I currently have the following tables
Nation
----------------
Id (int) primary key autoincrement
Name (char)
City
----------------
Id (int) primary key autoincrement
NationId (int) references Nation(Id)
Name (char)
Nation table data
Id Name
----------
0 England
1 USA
City table data
Id NationId Name
-----------------------
0 0 London
1 0 Manchester
2 1 New York
3 1 Boston
The above is part of a database that I would want to redistribute to users of my application.
The users of my application will be allowed to add their own nations and well as cities. When they add their own city, as per the current database design, it would obviously increment the City.Id primary key value.

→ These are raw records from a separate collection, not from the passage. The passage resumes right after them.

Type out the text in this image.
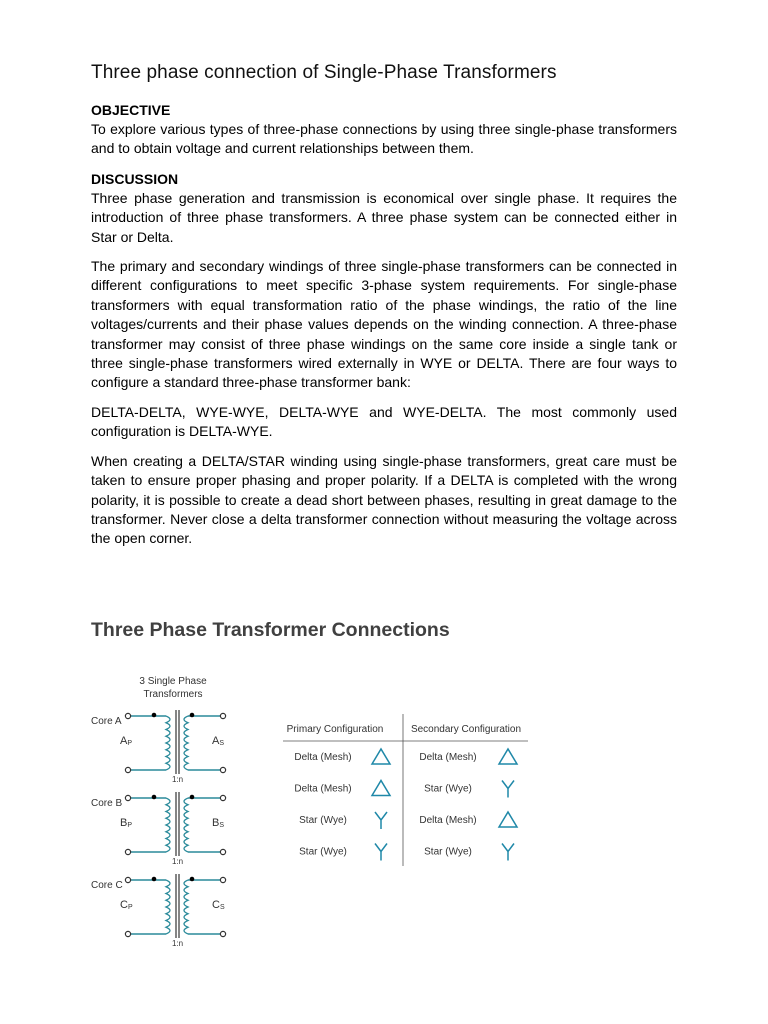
Three phase connection of Single-Phase Transformers
OBJECTIVE

To explore various types of three-phase connections by using three single-phase transformers and to obtain voltage and current relationships between them.

DISCUSSION

Three phase generation and transmission is economical over single phase. It requires the introduction of three phase transformers. A three phase system can be connected either in Star or Delta.

The primary and secondary windings of three single-phase transformers can be connected in different configurations to meet specific 3-phase system requirements. For single-phase transformers with equal transformation ratio of the phase windings, the ratio of the line voltages/currents and their phase values depends on the winding connection. A three-phase transformer may consist of three phase windings on the same core inside a single tank or three single-phase transformers wired externally in WYE or DELTA. There are four ways to configure a standard three-phase transformer bank:

DELTA-DELTA, WYE-WYE, DELTA-WYE and WYE-DELTA. The most commonly used configuration is DELTA-WYE.

When creating a DELTA/STAR winding using single-phase transformers, great care must be taken to ensure proper phasing and proper polarity. If a DELTA is completed with the wrong polarity, it is possible to create a dead short between phases, resulting in great damage to the transformer. Never close a delta transformer connection without measuring the voltage across the open corner.

Three Phase Transformer Connections
3 Single Phase
Transformers
Core A
AP	AS
1:n
Core B
BP	BS
1:n
Core C
CP	CS
1:n
Primary Configuration	Secondary Configuration
Delta (Mesh)	Delta (Mesh)
Delta (Mesh)	Star (Wye)
Star (Wye)	Delta (Mesh)
Star (Wye)	Star (Wye)
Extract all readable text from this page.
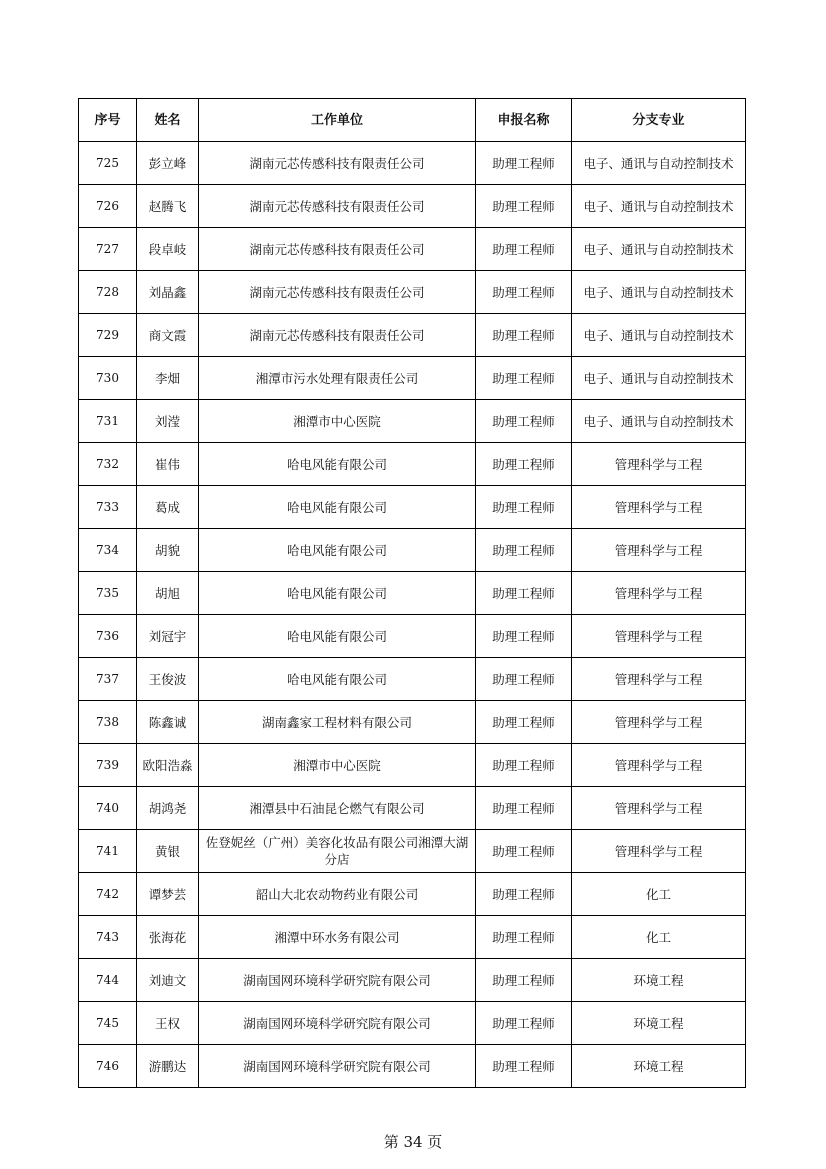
序号	姓名	工作单位	申报名称	分支专业
725	彭立峰	湖南元芯传感科技有限责任公司	助理工程师	电子、通讯与自动控制技术
726	赵腾飞	湖南元芯传感科技有限责任公司	助理工程师	电子、通讯与自动控制技术
727	段卓岐	湖南元芯传感科技有限责任公司	助理工程师	电子、通讯与自动控制技术
728	刘晶鑫	湖南元芯传感科技有限责任公司	助理工程师	电子、通讯与自动控制技术
729	商文霞	湖南元芯传感科技有限责任公司	助理工程师	电子、通讯与自动控制技术
730	李畑	湘潭市污水处理有限责任公司	助理工程师	电子、通讯与自动控制技术
731	刘滢	湘潭市中心医院	助理工程师	电子、通讯与自动控制技术
732	崔伟	哈电风能有限公司	助理工程师	管理科学与工程
733	葛成	哈电风能有限公司	助理工程师	管理科学与工程
734	胡貌	哈电风能有限公司	助理工程师	管理科学与工程
735	胡旭	哈电风能有限公司	助理工程师	管理科学与工程
736	刘冠宇	哈电风能有限公司	助理工程师	管理科学与工程
737	王俊波	哈电风能有限公司	助理工程师	管理科学与工程
738	陈鑫诚	湖南鑫家工程材料有限公司	助理工程师	管理科学与工程
739	欧阳浩淼	湘潭市中心医院	助理工程师	管理科学与工程
740	胡鸿尧	湘潭县中石油昆仑燃气有限公司	助理工程师	管理科学与工程
741	黄银	佐登妮丝（广州）美容化妆品有限公司湘潭大湖分店	助理工程师	管理科学与工程
742	谭梦芸	韶山大北农动物药业有限公司	助理工程师	化工
743	张海花	湘潭中环水务有限公司	助理工程师	化工
744	刘迪文	湖南国网环境科学研究院有限公司	助理工程师	环境工程
745	王权	湖南国网环境科学研究院有限公司	助理工程师	环境工程
746	游鹏达	湖南国网环境科学研究院有限公司	助理工程师	环境工程
第 34 页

However, I would want to at some stage, allow users the ability to 'push' or 'pull' nations/cities from each other's database. For example. User1 has the additional value in his city table:
Id NationId Name
-----------------------
4 1 California
5 1 Chicago
While User2 has the following in his city table:
Id NationId Name
-----------------------
4 1 Houston
5 1 Phoenix
Each wants to have each other's cities in their city table. Once each has pushed their different cities data across, their City.Id, City.Name attributes won't quite correspond.
User1:
Id NationId Name
-----------------------
0 0 London
1 0 Manchester
2 1 New York
3 1 Boston
4 1 California
5 1 Chicago
6 1 Houston
7 1 Phoenix
User2:
Id NationId Name
-----------------------
0 0 London
1 0 Manchester
2 1 New York
3 1 Boston
4 1 Houston
5 1 Phoenix
6 1 California
7 1 Chicago
I would prefer to have the City.Id, City.Name attributes to have a similar look across all the users databases.
So should I rather user guid's for the City.Id? Or does anyone know of an alternative method I can achieve this desired synchronisation.
Guids would certainly work for the problem you describe, however, what happens when two users add Boston to their databases? You'll end up with a large number of duplicates - especially in common cities.
Could you not pre-populate the database with city information?